The mould is still there, and it still bothers me. With the advice of people from CAB, we managed to coaxed/persuade/threatened (haha) landlord to come and check it out and do something about it, and not just push the blame to "the way we live".

It was very clear when they came in, that we live in horrible conditions. Just look at the way his wife and son rubbed their noses!!

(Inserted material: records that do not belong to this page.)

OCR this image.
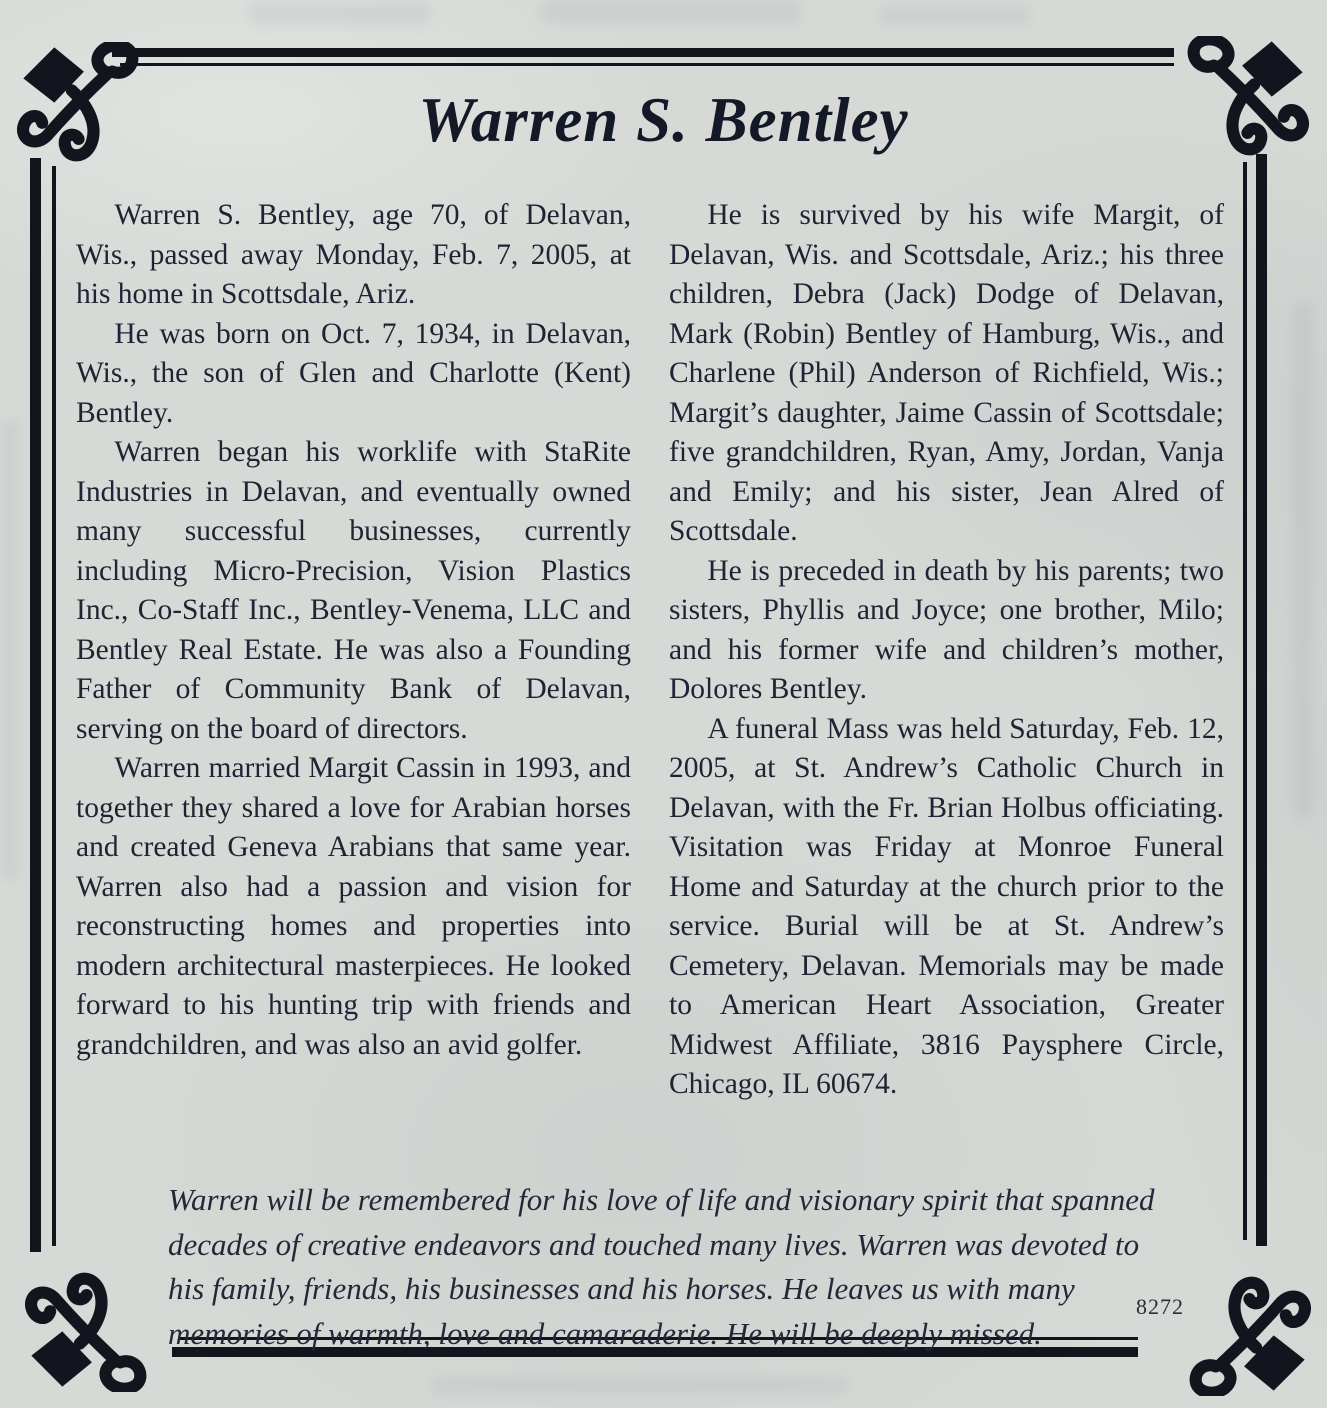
Warren S. Bentley

Warren S. Bentley, age 70, of Delavan, Wis., passed away Monday, Feb. 7, 2005, at his home in Scottsdale, Ariz.

He was born on Oct. 7, 1934, in Delavan, Wis., the son of Glen and Charlotte (Kent) Bentley.

Warren began his worklife with StaRite Industries in Delavan, and eventually owned many successful businesses, currently including Micro-Precision, Vision Plastics Inc., Co-Staff Inc., Bentley-Venema, LLC and Bentley Real Estate. He was also a Founding Father of Community Bank of Delavan, serving on the board of directors.

Warren married Margit Cassin in 1993, and together they shared a love for Arabian horses and created Geneva Arabians that same year. Warren also had a passion and vision for reconstructing homes and properties into modern architectural masterpieces. He looked forward to his hunting trip with friends and grandchildren, and was also an avid golfer.

He is survived by his wife Margit, of Delavan, Wis. and Scottsdale, Ariz.; his three children, Debra (Jack) Dodge of Delavan, Mark (Robin) Bentley of Hamburg, Wis., and Charlene (Phil) Anderson of Richfield, Wis.; Margit’s daughter, Jaime Cassin of Scottsdale; five grandchildren, Ryan, Amy, Jordan, Vanja and Emily; and his sister, Jean Alred of Scottsdale.

He is preceded in death by his parents; two sisters, Phyllis and Joyce; one brother, Milo; and his former wife and children’s mother, Dolores Bentley.

A funeral Mass was held Saturday, Feb. 12, 2005, at St. Andrew’s Catholic Church in Delavan, with the Fr. Brian Holbus officiating. Visitation was Friday at Monroe Funeral Home and Saturday at the church prior to the service. Burial will be at St. Andrew’s Cemetery, Delavan. Memorials may be made to American Heart Association, Greater Midwest Affiliate, 3816 Paysphere Circle, Chicago, IL 60674.

Warren will be remembered for his love of life and visionary spirit that spanned decades of creative endeavors and touched many lives. Warren was devoted to his family, friends, his businesses and his horses. He leaves us with many memories of warmth, love and camaraderie. He will be deeply missed.
8272
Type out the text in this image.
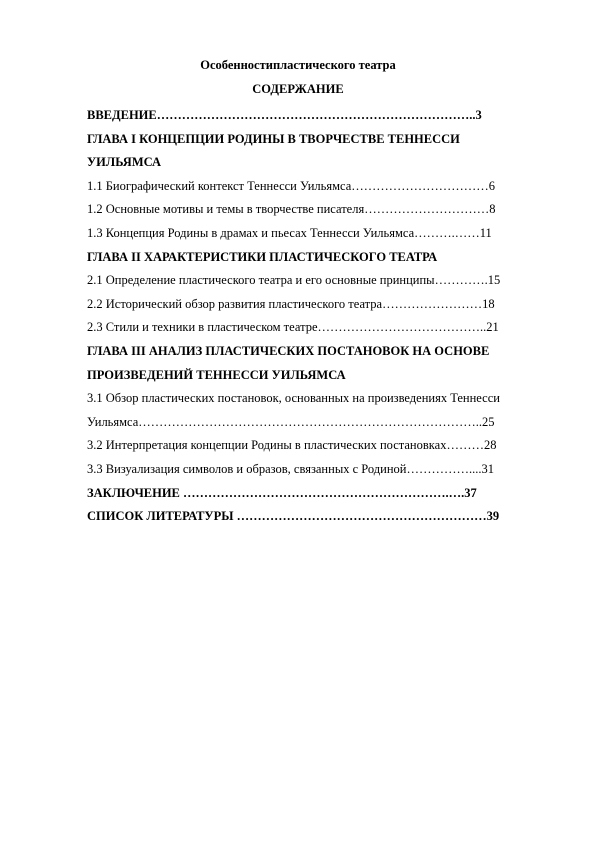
Особенностипластического театра
СОДЕРЖАНИЕ
ВВЕДЕНИЕ…………………………………………………………………..3
ГЛАВА I КОНЦЕПЦИИ РОДИНЫ В ТВОРЧЕСТВЕ ТЕННЕССИ
УИЛЬЯМСА
1.1 Биографический контекст Теннесси Уильямса……………………………6
1.2 Основные мотивы и темы в творчестве писателя…………………………8
1.3 Концепция Родины в драмах и пьесах Теннесси Уильямса……….……11
ГЛАВА II ХАРАКТЕРИСТИКИ ПЛАСТИЧЕСКОГО ТЕАТРА
2.1 Определение пластического театра и его основные принципы………….15
2.2 Исторический обзор развития пластического театра……………………18
2.3 Стили и техники в пластическом театре…………………………………..21
ГЛАВА III АНАЛИЗ ПЛАСТИЧЕСКИХ ПОСТАНОВОК НА ОСНОВЕ
ПРОИЗВЕДЕНИЙ ТЕННЕССИ УИЛЬЯМСА
3.1 Обзор пластических постановок, основанных на произведениях Теннесси
Уильямса………………………………………………………………………..25
3.2 Интерпретация концепции Родины в пластических постановках………28
3.3 Визуализация символов и образов, связанных с Родиной……………....31
ЗАКЛЮЧЕНИЕ ……………………………………………………….….37
СПИСОК ЛИТЕРАТУРЫ ……………………………………………………39
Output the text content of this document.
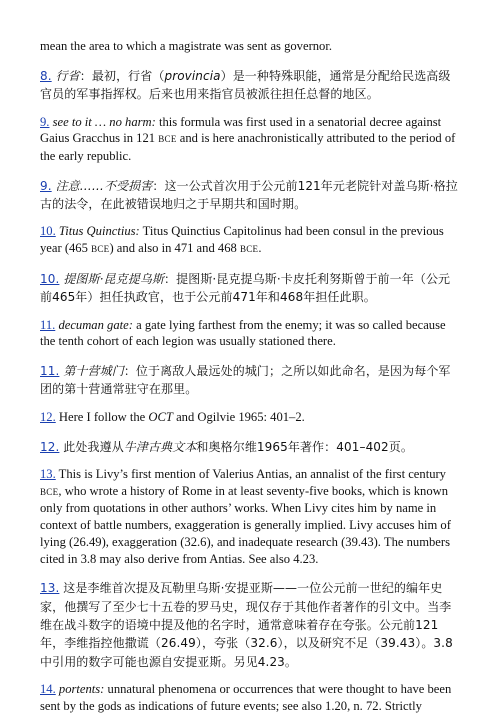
mean the area to which a magistrate was sent as governor.

8. 行省：最初，行省（provincia）是一种特殊职能，通常是分配给民选高级官员的军事指挥权。后来也用来指官员被派往担任总督的地区。

9. see to it … no harm: this formula was first used in a senatorial decree against Gaius Gracchus in 121 BCE and is here anachronistically attributed to the period of the early republic.

9. 注意……不受损害：这一公式首次用于公元前121年元老院针对盖乌斯·格拉古的法令，在此被错误地归之于早期共和国时期。

10. Titus Quinctius: Titus Quinctius Capitolinus had been consul in the previous year (465 BCE) and also in 471 and 468 BCE.

10. 提图斯·昆克提乌斯：提图斯·昆克提乌斯·卡皮托利努斯曾于前一年（公元前465年）担任执政官，也于公元前471年和468年担任此职。

11. decuman gate: a gate lying farthest from the enemy; it was so called because the tenth cohort of each legion was usually stationed there.

11. 第十营城门：位于离敌人最远处的城门；之所以如此命名，是因为每个军团的第十营通常驻守在那里。

12. Here I follow the OCT and Ogilvie 1965: 401–2.

12. 此处我遵从牛津古典文本和奥格尔维1965年著作：401–402页。

13. This is Livy’s first mention of Valerius Antias, an annalist of the first century BCE, who wrote a history of Rome in at least seventy-five books, which is known only from quotations in other authors’ works. When Livy cites him by name in context of battle numbers, exaggeration is generally implied. Livy accuses him of lying (26.49), exaggeration (32.6), and inadequate research (39.43). The numbers cited in 3.8 may also derive from Antias. See also 4.23.

13. 这是李维首次提及瓦勒里乌斯·安提亚斯——一位公元前一世纪的编年史家，他撰写了至少七十五卷的罗马史，现仅存于其他作者著作的引文中。当李维在战斗数字的语境中提及他的名字时，通常意味着存在夸张。公元前121年，李维指控他撒谎（26.49），夸张（32.6），以及研究不足（39.43）。3.8中引用的数字可能也源自安提亚斯。另见4.23。

14. portents: unnatural phenomena or occurrences that were thought to have been sent by the gods as indications of future events; see also 1.20, n. 72. Strictly
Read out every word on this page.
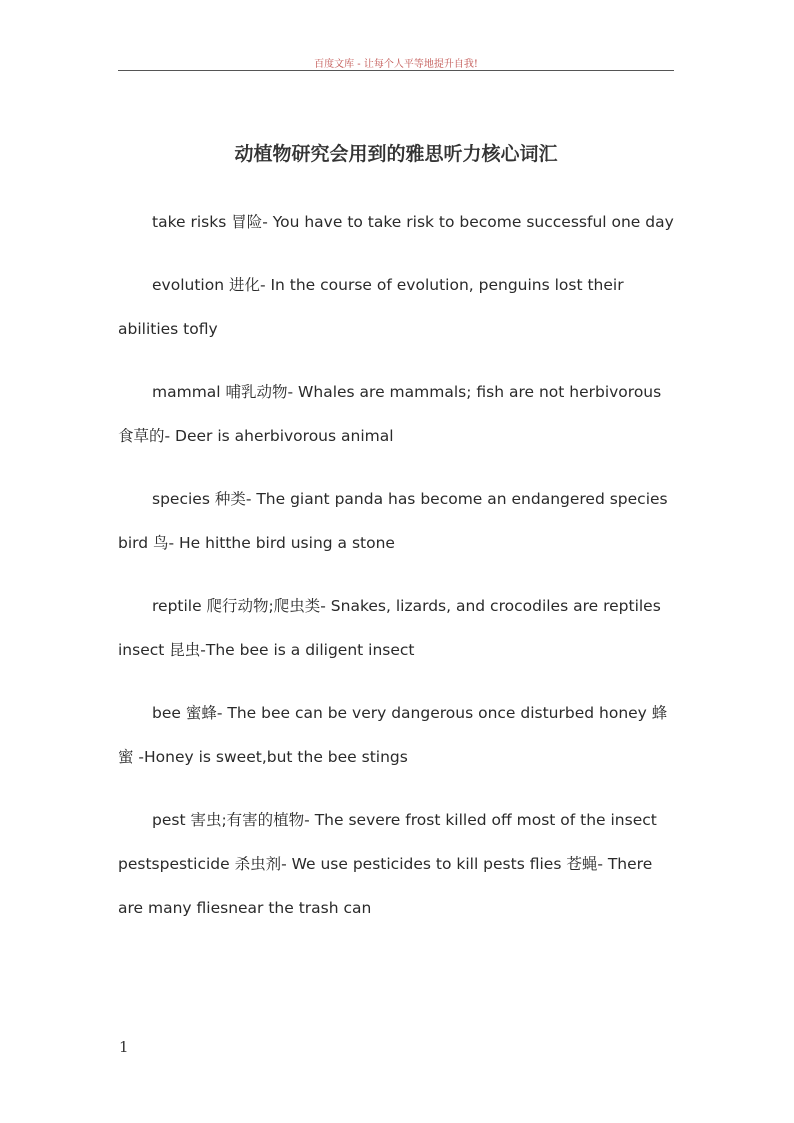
百度文库 - 让每个人平等地提升自我!
动植物研究会用到的雅思听力核心词汇

take risks 冒险- You have to take risk to become successful one day

evolution 进化- In the course of evolution, penguins lost their abilities tofly

mammal 哺乳动物- Whales are mammals; fish are not herbivorous 食草的- Deer is aherbivorous animal

species 种类- The giant panda has become an endangered species bird 鸟- He hitthe bird using a stone

reptile 爬行动物;爬虫类- Snakes, lizards, and crocodiles are reptiles insect 昆虫-The bee is a diligent insect

bee 蜜蜂- The bee can be very dangerous once disturbed honey 蜂蜜 -Honey is sweet,but the bee stings

pest 害虫;有害的植物- The severe frost killed off most of the insect pestspesticide 杀虫剂- We use pesticides to kill pests flies 苍蝇- There are many fliesnear the trash can

1
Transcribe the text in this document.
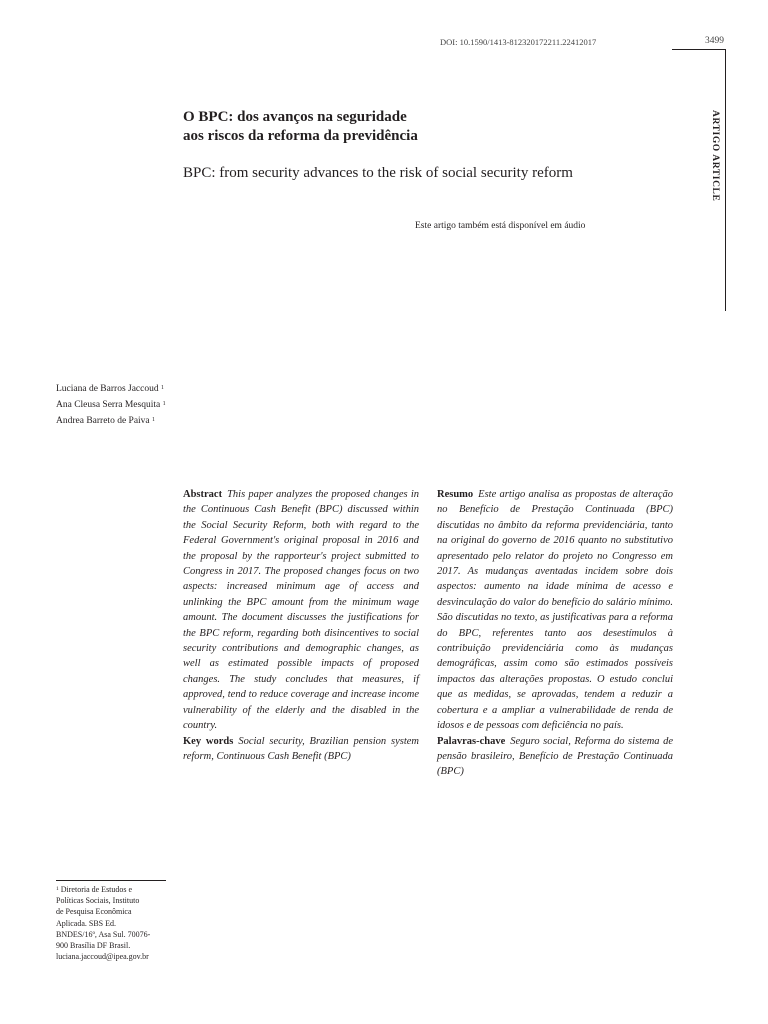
DOI: 10.1590/1413-812320172211.22412017	3499
ARTIGO ARTICLE
O BPC: dos avanços na seguridade
aos riscos da reforma da previdência
BPC: from security advances to the risk of social security reform
Este artigo também está disponível em áudio
Luciana de Barros Jaccoud $^1$
Ana Cleusa Serra Mesquita $^1$
Andrea Barreto de Paiva $^1$

Abstract This paper analyzes the proposed changes in the Continuous Cash Benefit (BPC) discussed within the Social Security Reform, both with regard to the Federal Government's original proposal in 2016 and the proposal by the rapporteur's project submitted to Congress in 2017. The proposed changes focus on two aspects: increased minimum age of access and unlinking the BPC amount from the minimum wage amount. The document discusses the justifications for the BPC reform, regarding both disincentives to social security contributions and demographic changes, as well as estimated possible impacts of proposed changes. The study concludes that measures, if approved, tend to reduce coverage and increase income vulnerability of the elderly and the disabled in the country.

Key words Social security, Brazilian pension system reform, Continuous Cash Benefit (BPC)

Resumo Este artigo analisa as propostas de alteração no Benefício de Prestação Continuada (BPC) discutidas no âmbito da reforma previdenciária, tanto na original do governo de 2016 quanto no substitutivo apresentado pelo relator do projeto no Congresso em 2017. As mudanças aventadas incidem sobre dois aspectos: aumento na idade mínima de acesso e desvinculação do valor do benefício do salário mínimo. São discutidas no texto, as justificativas para a reforma do BPC, referentes tanto aos desestímulos à contribuição previdenciária como às mudanças demográficas, assim como são estimados possíveis impactos das alterações propostas. O estudo conclui que as medidas, se aprovadas, tendem a reduzir a cobertura e a ampliar a vulnerabilidade de renda de idosos e de pessoas com deficiência no país.

Palavras-chave Seguro social, Reforma do sistema de pensão brasileiro, Benefício de Prestação Continuada (BPC)

$^1$ Diretoria de Estudos e
Políticas Sociais, Instituto
de Pesquisa Econômica
Aplicada. SBS Ed.
BNDES/16º, Asa Sul. 70076-
900 Brasília DF Brasil.
luciana.jaccoud@ipea.gov.br
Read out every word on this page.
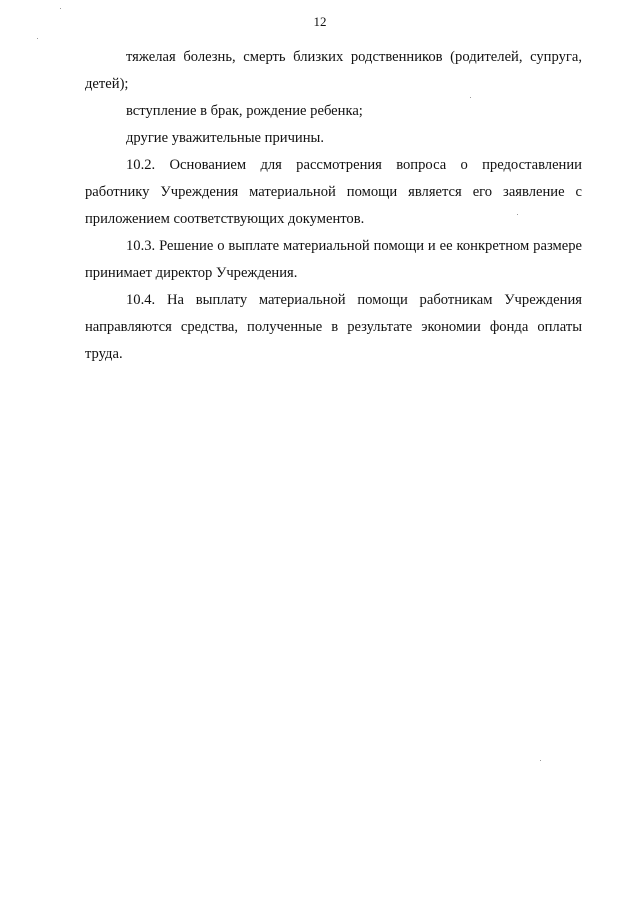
12

тяжелая болезнь, смерть близких родственников (родителей, супруга, детей);

вступление в брак, рождение ребенка;

другие уважительные причины.

10.2. Основанием для рассмотрения вопроса о предоставлении работнику Учреждения материальной помощи является его заявление с приложением соответствующих документов.

10.3. Решение о выплате материальной помощи и ее конкретном размере принимает директор Учреждения.

10.4. На выплату материальной помощи работникам Учреждения направляются средства, полученные в результате экономии фонда оплаты труда.
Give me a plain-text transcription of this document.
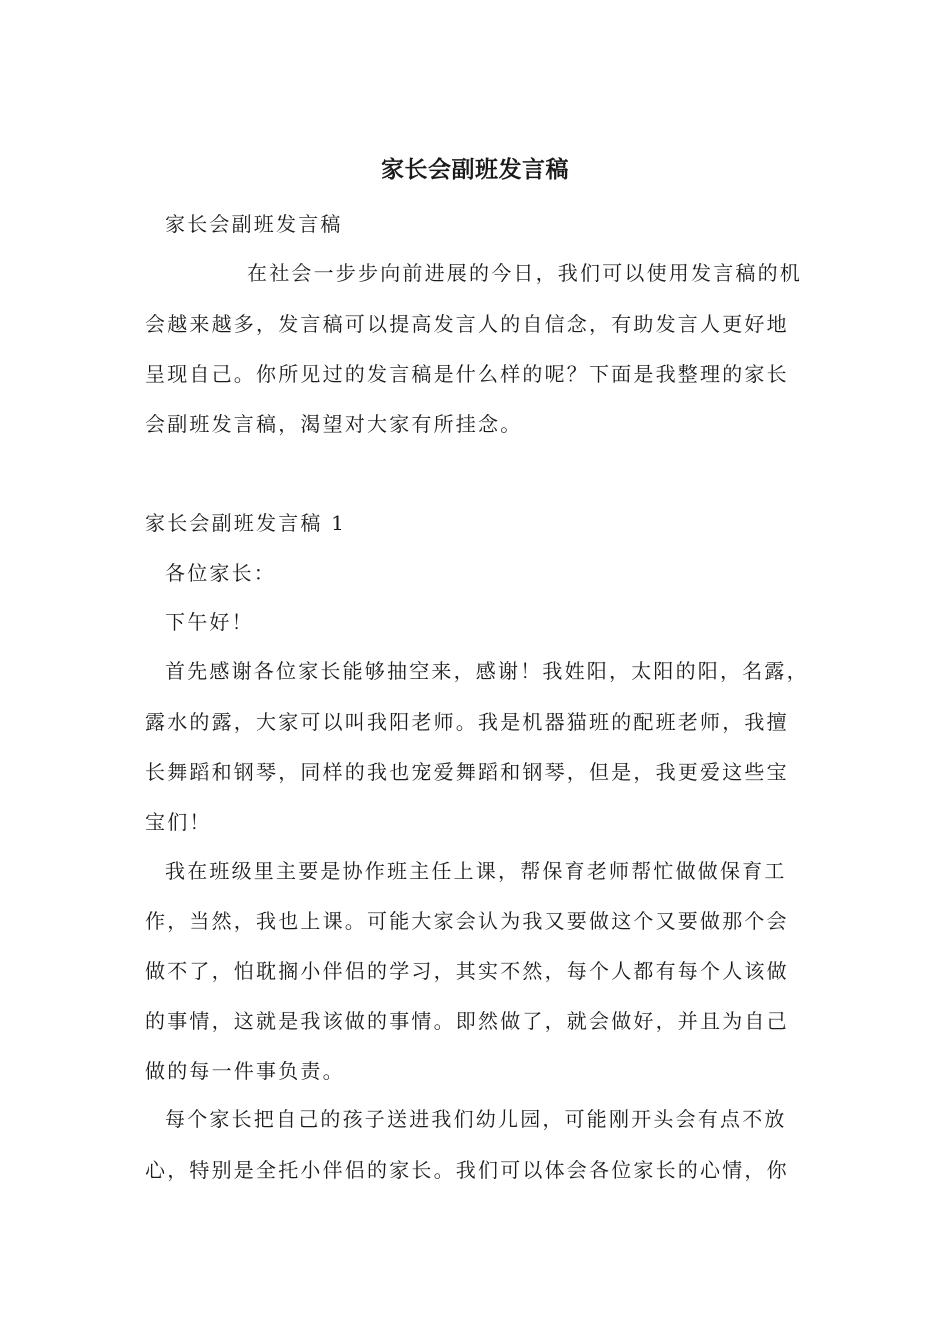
家长会副班发言稿
家长会副班发言稿
在社会一步步向前进展的今日，我们可以使用发言稿的机
会越来越多，发言稿可以提高发言人的自信念，有助发言人更好地
呈现自己。你所见过的发言稿是什么样的呢？下面是我整理的家长
会副班发言稿，渴望对大家有所挂念。
家长会副班发言稿 1
各位家长：
下午好！
首先感谢各位家长能够抽空来，感谢！我姓阳，太阳的阳，名露，
露水的露，大家可以叫我阳老师。我是机器猫班的配班老师，我擅
长舞蹈和钢琴，同样的我也宠爱舞蹈和钢琴，但是，我更爱这些宝
宝们！
我在班级里主要是协作班主任上课，帮保育老师帮忙做做保育工
作，当然，我也上课。可能大家会认为我又要做这个又要做那个会
做不了，怕耽搁小伴侣的学习，其实不然，每个人都有每个人该做
的事情，这就是我该做的事情。即然做了，就会做好，并且为自己
做的每一件事负责。
每个家长把自己的孩子送进我们幼儿园，可能刚开头会有点不放
心，特别是全托小伴侣的家长。我们可以体会各位家长的心情，你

They brought along their dehumidifier, and the indicator showed how damp the flat is was! The readiniwas high seventies, when teh humidity outside is only in the sixties! That was with the windows slightly open, and the heaters blasting away.

They also found dampness in the loft, and promised us to call the management of the estate to check it out. They did not give very conclusive answers to what they are going to do with the broken/loose tiles which logs water in the bathroom, and the faulty washing machine. (Typical of LANDLORD, very very unwilling to fork $$$ or £££ for anything!!!)

Hope it will all turn out well. With the dehumidifier cum air purifier on, this place is more livable. I am less itchy, sneezy, and cough less. From last afternoon to the time before we went to bed (about 12), the dehumidifer extracted about 3 litres of water (some our small flat!!), and it is still going crazy trying to extract more. I shudder when I think of the electricity bills. 400W machine, running 24 hours a day. No joke.